Mais ce que je veux dire « in a nutshell » c’est : qu’est ce que Miller a voulu démontrer du coup ? On sait qui sont les « méchants » responsables du 9/11. Oui, il est indéniable que les responsables sont les extrémistes musulmans. Mais dès le départ, si ça se borne à voir Batman taper sur Al-Qaida, doit-on vraiment chercher à y voir une quelconque profondeur ?
Après, par exemple, sortir ça 10 ans après, pour l’anniversaire, forcément, ça va faire parler, c’est facile.
« Holy Terror est une oeuvre beaucoup plus complexe si on veut bien se donner la peine de regarder au delà des apparences. »
Ce que je voulais aussi dire c’est : ok, mais alors en quoi est-ce plus complexe au final ? Elle est où exactement la profondeur là dedans ? Là, tout ce que j’en ressors c’est que Miller fait parler d’un truc polémique par définition. Il n’y a rien d’étonnant à cela. C’est un peu « remuer le couteau dans la plaie ».
Après, c’est peut être très bien fait, je ne l’ai pas encore sous les mains. Néanmoins, je suis sceptique sur la richesse du propos. J’en viens à penser qu’au final, nous n’aurions même pas cette discussion de toute façon s’il n’y avait pas le nom de « Miller » sur la couverture… D’ailleurs, il y a fort à parier que ça n’aurait pas été publié tout court.

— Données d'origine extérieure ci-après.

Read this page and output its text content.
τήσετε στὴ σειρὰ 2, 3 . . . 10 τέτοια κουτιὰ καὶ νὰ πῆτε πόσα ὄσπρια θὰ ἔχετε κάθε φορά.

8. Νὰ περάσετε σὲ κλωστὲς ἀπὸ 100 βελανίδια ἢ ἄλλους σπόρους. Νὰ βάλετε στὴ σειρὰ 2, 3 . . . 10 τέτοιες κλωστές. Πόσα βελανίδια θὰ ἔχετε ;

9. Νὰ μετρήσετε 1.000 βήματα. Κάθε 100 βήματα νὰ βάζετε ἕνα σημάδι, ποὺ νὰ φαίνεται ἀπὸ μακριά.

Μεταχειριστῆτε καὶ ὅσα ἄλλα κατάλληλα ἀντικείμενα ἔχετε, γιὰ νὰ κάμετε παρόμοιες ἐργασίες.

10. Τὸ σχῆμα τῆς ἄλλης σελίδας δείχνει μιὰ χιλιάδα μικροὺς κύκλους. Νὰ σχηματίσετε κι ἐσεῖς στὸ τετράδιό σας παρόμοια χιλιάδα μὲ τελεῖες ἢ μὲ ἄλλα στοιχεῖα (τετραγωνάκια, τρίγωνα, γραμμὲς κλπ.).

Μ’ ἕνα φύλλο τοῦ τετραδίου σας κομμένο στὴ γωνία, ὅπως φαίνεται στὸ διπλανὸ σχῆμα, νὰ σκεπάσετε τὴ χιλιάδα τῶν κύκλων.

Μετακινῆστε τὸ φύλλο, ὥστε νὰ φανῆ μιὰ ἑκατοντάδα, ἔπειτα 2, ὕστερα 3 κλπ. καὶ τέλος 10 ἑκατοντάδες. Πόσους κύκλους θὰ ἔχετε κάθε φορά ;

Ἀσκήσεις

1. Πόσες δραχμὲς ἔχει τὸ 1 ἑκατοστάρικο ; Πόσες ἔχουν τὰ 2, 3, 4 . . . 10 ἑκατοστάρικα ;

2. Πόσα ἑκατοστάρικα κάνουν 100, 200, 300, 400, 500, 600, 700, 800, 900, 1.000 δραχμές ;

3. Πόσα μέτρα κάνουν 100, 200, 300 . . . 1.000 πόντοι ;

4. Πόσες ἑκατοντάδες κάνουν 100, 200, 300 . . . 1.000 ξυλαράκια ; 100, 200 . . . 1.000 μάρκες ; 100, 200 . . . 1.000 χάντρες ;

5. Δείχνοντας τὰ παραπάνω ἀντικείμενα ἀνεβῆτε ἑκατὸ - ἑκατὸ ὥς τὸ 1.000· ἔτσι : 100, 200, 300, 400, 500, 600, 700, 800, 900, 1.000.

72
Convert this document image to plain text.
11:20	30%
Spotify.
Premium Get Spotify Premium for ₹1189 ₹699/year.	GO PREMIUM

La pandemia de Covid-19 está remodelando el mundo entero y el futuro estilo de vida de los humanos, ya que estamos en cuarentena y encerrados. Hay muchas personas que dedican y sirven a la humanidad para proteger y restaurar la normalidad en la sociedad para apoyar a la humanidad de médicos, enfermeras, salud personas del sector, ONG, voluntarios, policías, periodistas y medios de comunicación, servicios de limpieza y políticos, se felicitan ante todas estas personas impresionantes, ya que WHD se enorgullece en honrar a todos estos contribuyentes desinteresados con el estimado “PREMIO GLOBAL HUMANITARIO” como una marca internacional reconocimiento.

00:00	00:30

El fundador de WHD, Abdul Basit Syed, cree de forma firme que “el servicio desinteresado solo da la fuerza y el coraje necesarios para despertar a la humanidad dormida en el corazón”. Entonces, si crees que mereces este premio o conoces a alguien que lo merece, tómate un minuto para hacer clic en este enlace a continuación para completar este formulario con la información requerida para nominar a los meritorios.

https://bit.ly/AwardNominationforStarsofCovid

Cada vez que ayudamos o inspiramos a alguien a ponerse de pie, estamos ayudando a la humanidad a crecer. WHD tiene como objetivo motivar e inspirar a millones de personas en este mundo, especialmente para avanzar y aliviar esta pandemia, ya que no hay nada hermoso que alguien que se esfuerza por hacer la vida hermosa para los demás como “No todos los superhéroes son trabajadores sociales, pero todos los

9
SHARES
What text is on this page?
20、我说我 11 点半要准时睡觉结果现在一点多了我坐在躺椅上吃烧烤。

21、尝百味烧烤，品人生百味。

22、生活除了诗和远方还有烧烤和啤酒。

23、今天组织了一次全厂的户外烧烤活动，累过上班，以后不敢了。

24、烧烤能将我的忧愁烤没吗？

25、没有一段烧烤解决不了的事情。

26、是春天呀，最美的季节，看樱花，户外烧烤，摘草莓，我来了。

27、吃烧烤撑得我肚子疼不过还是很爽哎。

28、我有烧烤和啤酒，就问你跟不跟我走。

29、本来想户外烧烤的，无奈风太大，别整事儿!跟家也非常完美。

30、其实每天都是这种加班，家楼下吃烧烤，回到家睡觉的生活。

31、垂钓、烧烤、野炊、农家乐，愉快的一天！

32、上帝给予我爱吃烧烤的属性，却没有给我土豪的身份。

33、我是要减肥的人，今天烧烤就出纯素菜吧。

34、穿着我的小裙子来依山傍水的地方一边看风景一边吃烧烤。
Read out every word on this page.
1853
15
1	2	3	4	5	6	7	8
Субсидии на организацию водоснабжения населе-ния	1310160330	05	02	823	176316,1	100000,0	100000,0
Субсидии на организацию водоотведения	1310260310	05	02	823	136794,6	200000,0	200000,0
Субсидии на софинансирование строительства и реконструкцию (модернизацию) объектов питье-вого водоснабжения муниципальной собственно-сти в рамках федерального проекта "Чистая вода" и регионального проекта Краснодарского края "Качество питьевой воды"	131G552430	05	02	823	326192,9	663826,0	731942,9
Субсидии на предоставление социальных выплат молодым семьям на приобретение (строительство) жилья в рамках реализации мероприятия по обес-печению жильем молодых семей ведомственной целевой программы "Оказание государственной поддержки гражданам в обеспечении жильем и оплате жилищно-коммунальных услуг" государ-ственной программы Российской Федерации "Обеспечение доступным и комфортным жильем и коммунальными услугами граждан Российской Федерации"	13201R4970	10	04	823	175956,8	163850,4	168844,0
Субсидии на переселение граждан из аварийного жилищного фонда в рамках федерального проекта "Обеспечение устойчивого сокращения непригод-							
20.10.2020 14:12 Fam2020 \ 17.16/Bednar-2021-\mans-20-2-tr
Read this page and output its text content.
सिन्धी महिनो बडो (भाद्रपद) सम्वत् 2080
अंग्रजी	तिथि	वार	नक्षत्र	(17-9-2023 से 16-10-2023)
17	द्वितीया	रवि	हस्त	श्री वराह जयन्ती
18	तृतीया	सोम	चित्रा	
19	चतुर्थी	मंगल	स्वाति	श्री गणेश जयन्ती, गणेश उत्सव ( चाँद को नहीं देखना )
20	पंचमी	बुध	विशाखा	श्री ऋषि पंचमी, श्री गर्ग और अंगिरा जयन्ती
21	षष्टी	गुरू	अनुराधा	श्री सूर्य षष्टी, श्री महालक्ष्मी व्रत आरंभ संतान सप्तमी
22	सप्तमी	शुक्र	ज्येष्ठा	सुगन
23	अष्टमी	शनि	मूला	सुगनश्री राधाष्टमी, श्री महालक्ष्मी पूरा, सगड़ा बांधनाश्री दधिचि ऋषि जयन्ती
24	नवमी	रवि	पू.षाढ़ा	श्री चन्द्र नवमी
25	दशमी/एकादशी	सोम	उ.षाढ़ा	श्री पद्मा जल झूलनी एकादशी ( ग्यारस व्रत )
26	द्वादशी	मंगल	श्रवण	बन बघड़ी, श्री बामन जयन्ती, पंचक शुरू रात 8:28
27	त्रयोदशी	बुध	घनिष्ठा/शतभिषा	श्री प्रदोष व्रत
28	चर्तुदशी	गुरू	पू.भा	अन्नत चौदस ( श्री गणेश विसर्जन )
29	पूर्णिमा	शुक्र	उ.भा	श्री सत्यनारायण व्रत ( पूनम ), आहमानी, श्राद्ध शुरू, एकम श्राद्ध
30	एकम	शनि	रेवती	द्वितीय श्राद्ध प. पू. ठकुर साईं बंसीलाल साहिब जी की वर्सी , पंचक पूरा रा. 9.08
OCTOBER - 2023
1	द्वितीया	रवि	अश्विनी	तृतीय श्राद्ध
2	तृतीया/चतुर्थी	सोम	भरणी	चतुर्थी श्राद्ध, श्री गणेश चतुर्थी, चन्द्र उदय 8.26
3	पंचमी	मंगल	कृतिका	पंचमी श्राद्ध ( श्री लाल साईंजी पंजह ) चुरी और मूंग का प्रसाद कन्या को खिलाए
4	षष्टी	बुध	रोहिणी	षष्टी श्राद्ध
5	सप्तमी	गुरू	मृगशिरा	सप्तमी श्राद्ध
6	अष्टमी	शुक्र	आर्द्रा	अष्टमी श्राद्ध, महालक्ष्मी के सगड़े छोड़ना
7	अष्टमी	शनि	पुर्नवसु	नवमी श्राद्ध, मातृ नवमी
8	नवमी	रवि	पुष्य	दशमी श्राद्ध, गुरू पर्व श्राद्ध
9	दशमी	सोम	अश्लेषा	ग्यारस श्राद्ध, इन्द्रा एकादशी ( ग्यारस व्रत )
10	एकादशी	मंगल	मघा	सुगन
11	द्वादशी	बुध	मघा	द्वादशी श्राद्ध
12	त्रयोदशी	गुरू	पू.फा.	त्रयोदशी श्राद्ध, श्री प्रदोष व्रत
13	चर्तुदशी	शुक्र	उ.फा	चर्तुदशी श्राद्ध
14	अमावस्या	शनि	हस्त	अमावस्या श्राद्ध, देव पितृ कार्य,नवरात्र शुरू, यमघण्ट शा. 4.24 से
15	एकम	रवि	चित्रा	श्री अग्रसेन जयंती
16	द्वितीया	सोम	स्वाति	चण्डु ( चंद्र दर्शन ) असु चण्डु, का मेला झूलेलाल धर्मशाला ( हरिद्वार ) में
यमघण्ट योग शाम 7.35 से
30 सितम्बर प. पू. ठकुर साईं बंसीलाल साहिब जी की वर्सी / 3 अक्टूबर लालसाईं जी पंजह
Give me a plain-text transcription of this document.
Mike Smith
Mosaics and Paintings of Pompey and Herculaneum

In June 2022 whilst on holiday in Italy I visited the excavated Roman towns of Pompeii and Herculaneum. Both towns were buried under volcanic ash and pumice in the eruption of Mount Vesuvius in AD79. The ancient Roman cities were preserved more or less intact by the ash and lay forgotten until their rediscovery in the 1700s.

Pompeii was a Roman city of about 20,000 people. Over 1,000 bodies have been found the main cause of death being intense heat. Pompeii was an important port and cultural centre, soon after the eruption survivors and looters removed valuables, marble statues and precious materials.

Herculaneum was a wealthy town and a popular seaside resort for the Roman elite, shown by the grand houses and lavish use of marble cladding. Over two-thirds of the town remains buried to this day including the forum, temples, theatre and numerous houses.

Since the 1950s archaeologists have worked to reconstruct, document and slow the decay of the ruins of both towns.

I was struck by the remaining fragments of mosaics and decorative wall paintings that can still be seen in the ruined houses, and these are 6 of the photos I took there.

Désolé pour la réponse tardive, j’étais loin d’Internet…
« si ça se borne à voir Batman taper sur Al-Qaida, doit-on vraiment chercher à y voir une quelconque profondeur ? »
Et bien ca illustre bien ma référence à un équivalent du point de Godwin : l’évocation même du sujet, réduit à une phrase, semble confisquer la possibilité de débat chez certains. Faudrait il refuser d’emblée toute profondeur parce que c’est Al-Qaida et s’y intéresser si c’est le Joker ? Plus généralement : on doit forcément chercher une profondeur, quelconque ou pas si on veut établir s’il y en a ou pas. Décréter qu’il n’y a pas de profondeur et par conséquent ne pas la chercher, c’est faire le jugement avant la recherche.
« Après, par exemple, sortir ça 10 ans après, pour l’anniversaire, forcément, ça va faire parler, c’est facile »
Ca va plus faire parler que si Miller l’avait sorti il y a six mois ou dans 12 semaines. Mais c’est aussi une question de marketing liée à l’éditeur. A partir du moment où le livre existe, c’est le boulot de l’éditeur de le sortir sur la meilleure rampe de lancement. Et c’est aussi facile de reprocher ça précisément à Miller et pas au Big Lie de Rich Veitch sorti trois jours avant le 11 septembre 2011. 😉
« Après, c’est peut être très bien fait, je ne l’ai pas encore sous les mains. Néanmoins, je suis sceptique sur la richesse du propos. J’en viens à penser qu’au final, nous n’aurions même pas cette discussion de toute façon s’il n’y avait pas le nom de « Miller » sur la couverture… »
Ben ce que je sais c’est que j’ai chroniqué en temps et en heure The Big Lie, qui explorait aussi le 9/11 et que l’absence de Miller ne m’a pas empêché d’en parler. Pas sur d’avoir vu un Mr Honey Bunny si remonté dans les commentaires par contre.
« D’ailleurs, il y a fort à parier que ça n’aurait pas été publié tout court. »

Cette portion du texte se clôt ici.